I used a 3/4 bore, 16 inch throw cylinder and the prop was run with one of my Picaxe controllers.


----------



## RoxyBlue (Oct 6, 2008)

I believe you are correct about that scare thing

You got some good distance on the strike of that snake.


----------



## Pumpkin5 (Aug 8, 2010)

:jol: Very cool prop! I bet you get more 'Mama's' screaming than the little kids that are trick or treating, ha ha. It's amazing how many grown women are scared of snakes...and more so if it is huge and coming right at them like your snake. That guy is HUGE!


----------



## Dead Things (Apr 4, 2009)

That kicks butt!!! I like how you staged it with the skeleton and the coffin, they won't be expecting it to strike1


----------



## VexFX (Sep 27, 2011)

Nicely done!


----------



## Sawtooth Jack (Apr 9, 2011)

Looks great.
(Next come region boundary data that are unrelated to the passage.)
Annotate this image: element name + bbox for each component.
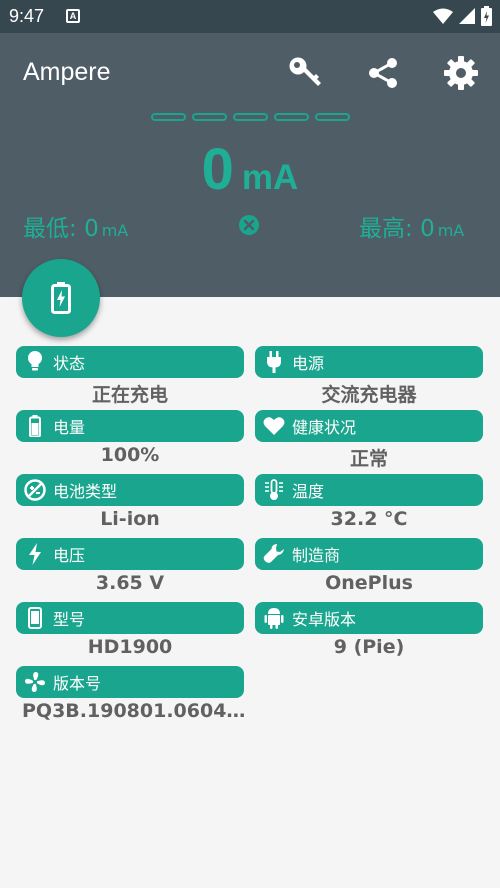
info-label: 温度 — [292, 482, 325, 501]
max-value: 0 — [420, 216, 435, 242]
info-item-health: 健康状况 正常 — [255, 410, 483, 472]
min-unit: mA — [101, 221, 129, 240]
info-item-manufacturer: 制造商 OnePlus — [255, 538, 483, 600]
wrench-icon — [263, 543, 285, 565]
min-label: 最低: — [23, 216, 77, 242]
info-label: 安卓版本 — [292, 610, 357, 629]
current-unit: mA — [241, 158, 299, 197]
current-reading: 0 mA — [0, 136, 500, 203]
info-value: 3.65 V — [95, 572, 165, 594]
info-label: 型号 — [53, 610, 86, 629]
app-title: Ampere — [23, 58, 111, 86]
battery-charging-icon — [51, 282, 71, 314]
info-pill: 温度 — [255, 474, 483, 506]
level-dash — [315, 113, 350, 121]
info-pill: 电池类型 — [16, 474, 244, 506]
max-reading: 最高: 0 mA — [359, 209, 464, 243]
info-item-battery-type: 电池类型 Li-ion — [16, 474, 244, 536]
bulb-icon — [24, 351, 46, 373]
level-dash — [233, 113, 268, 121]
settings-icon — [444, 56, 478, 90]
notification-icon: A — [66, 9, 80, 23]
info-item-status: 状态 正在充电 — [16, 346, 244, 408]
wifi-icon — [433, 8, 453, 24]
status-time: 9:47 — [9, 6, 45, 26]
key-icon — [289, 57, 321, 86]
android-icon — [263, 607, 285, 629]
info-value: 正常 — [349, 448, 388, 470]
info-value: 32.2 °C — [330, 508, 408, 530]
info-item-temperature: 温度 32.2 °C — [255, 474, 483, 536]
info-value: 100% — [100, 444, 160, 466]
max-label: 最高: — [359, 216, 413, 242]
info-pill: 电源 — [255, 346, 483, 378]
info-pill: 型号 — [16, 602, 244, 634]
info-value: OnePlus — [325, 572, 413, 594]
status-icons — [433, 6, 492, 26]
info-label: 版本号 — [53, 674, 102, 693]
info-item-build-number: 版本号 PQ3B.190801.0604… — [16, 666, 245, 728]
info-item-power-source: 电源 交流充电器 — [255, 346, 483, 408]
share-button[interactable] — [363, 53, 403, 93]
status-bar: 9:47 A — [0, 0, 500, 33]
share-icon — [369, 58, 397, 88]
info-item-model: 型号 HD1900 — [16, 602, 244, 664]
info-label: 状态 — [53, 354, 86, 373]
plug-icon — [263, 351, 285, 373]
lightning-icon — [24, 543, 46, 565]
settings-button[interactable] — [441, 53, 481, 93]
info-pill: 版本号 — [16, 666, 244, 698]
info-value: 9 (Pie) — [333, 636, 405, 658]
info-value: HD1900 — [87, 636, 173, 658]
info-value: 正在充电 — [91, 384, 168, 406]
info-item-level: 电量 100% — [16, 410, 244, 472]
info-pill: 安卓版本 — [255, 602, 483, 634]
info-pill: 制造商 — [255, 538, 483, 570]
min-value: 0 — [84, 216, 99, 242]
heart-icon — [263, 415, 285, 437]
current-value: 0 — [201, 137, 234, 202]
header: Ampere 0 mA 最低: 0 mA 最高: 0 mA — [0, 33, 500, 297]
max-unit: mA — [437, 221, 465, 240]
min-reading: 最低: 0 mA — [23, 209, 128, 243]
info-value: PQ3B.190801.0604… — [22, 700, 246, 722]
info-value: Li-ion — [100, 508, 160, 530]
battery-fab-button[interactable] — [22, 259, 100, 337]
info-label: 电压 — [53, 546, 86, 565]
level-dash — [151, 113, 186, 121]
phone-icon — [24, 607, 46, 629]
level-dash — [274, 113, 309, 121]
battery-type-icon — [24, 479, 46, 501]
info-pill: 健康状况 — [255, 410, 483, 442]
level-dash — [192, 113, 227, 121]
info-label: 电源 — [292, 354, 325, 373]
signal-icon — [459, 8, 475, 24]
info-item-android-version: 安卓版本 9 (Pie) — [255, 602, 483, 664]
reset-icon[interactable] — [238, 214, 260, 236]
info-pill: 电压 — [16, 538, 244, 570]
info-value: 交流充电器 — [321, 384, 417, 406]
fan-icon — [24, 671, 46, 693]
key-button[interactable] — [286, 53, 326, 93]
info-label: 电量 — [53, 418, 86, 437]
info-label: 制造商 — [292, 546, 341, 565]
info-label: 电池类型 — [53, 482, 118, 501]
battery-level-icon — [24, 415, 46, 437]
level-indicator — [151, 113, 350, 121]
thermometer-icon — [263, 479, 285, 501]
info-pill: 电量 — [16, 410, 244, 442]
info-item-voltage: 电压 3.65 V — [16, 538, 244, 600]
info-label: 健康状况 — [292, 418, 357, 437]
info-pill: 状态 — [16, 346, 244, 378]
battery-charging-status-icon — [481, 6, 492, 26]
I know it would make me jump!


----------



## Spooky1 (Aug 25, 2008)

That will get some folks jumping. I like that you don't have the typical pneumatic sound with the snake. Nice job.


----------



## beelce (Jul 21, 2007)

Nice....!!


----------



## Headless (Sep 4, 2011)

I want to see the video in November... LOL great job.


----------



## niblique71 (Dec 2, 2009)

You always make cool stuff. I love that you used the PicAxe. Very well done!!


----------



## Frighteners Entertainment (Jan 24, 2006)

I never got that far with mine, nice job!


----------



## Blackrose1978 (Aug 13, 2011)

My son is gonna want me to build this!!


----------



## jdubbya (Nov 6, 2005)

This is too cool!


----------



## halstaff (Nov 18, 2009)

Thanks everyone for the comments. It was a fun project and I'm looking forward to seeing the reactions come Halloween.


----------



## hpropman (Jul 27, 2008)

where is the love it button! I was finally able to see the video. I may borrow this one from you.


----------



## Lunatic (Oct 3, 2006)

Great prop Halstaff! I love the concept and execution. That will be fun to operate. Good stuff...thanks for sharing the how-to!


----------



## CreeepyCathy (Mar 28, 2009)

love that!!


----------



## gooffy87 (Oct 18, 2011)

When i saw that i cringed n said "i dont like that at all :-/", but thats only becuz i hate snakes n it wudda scared the hell outta me. Awesome job! Lol


----------



## Just Whisper (Jan 19, 2009)

OMG that would scare the crap out of me. Awesome.


----------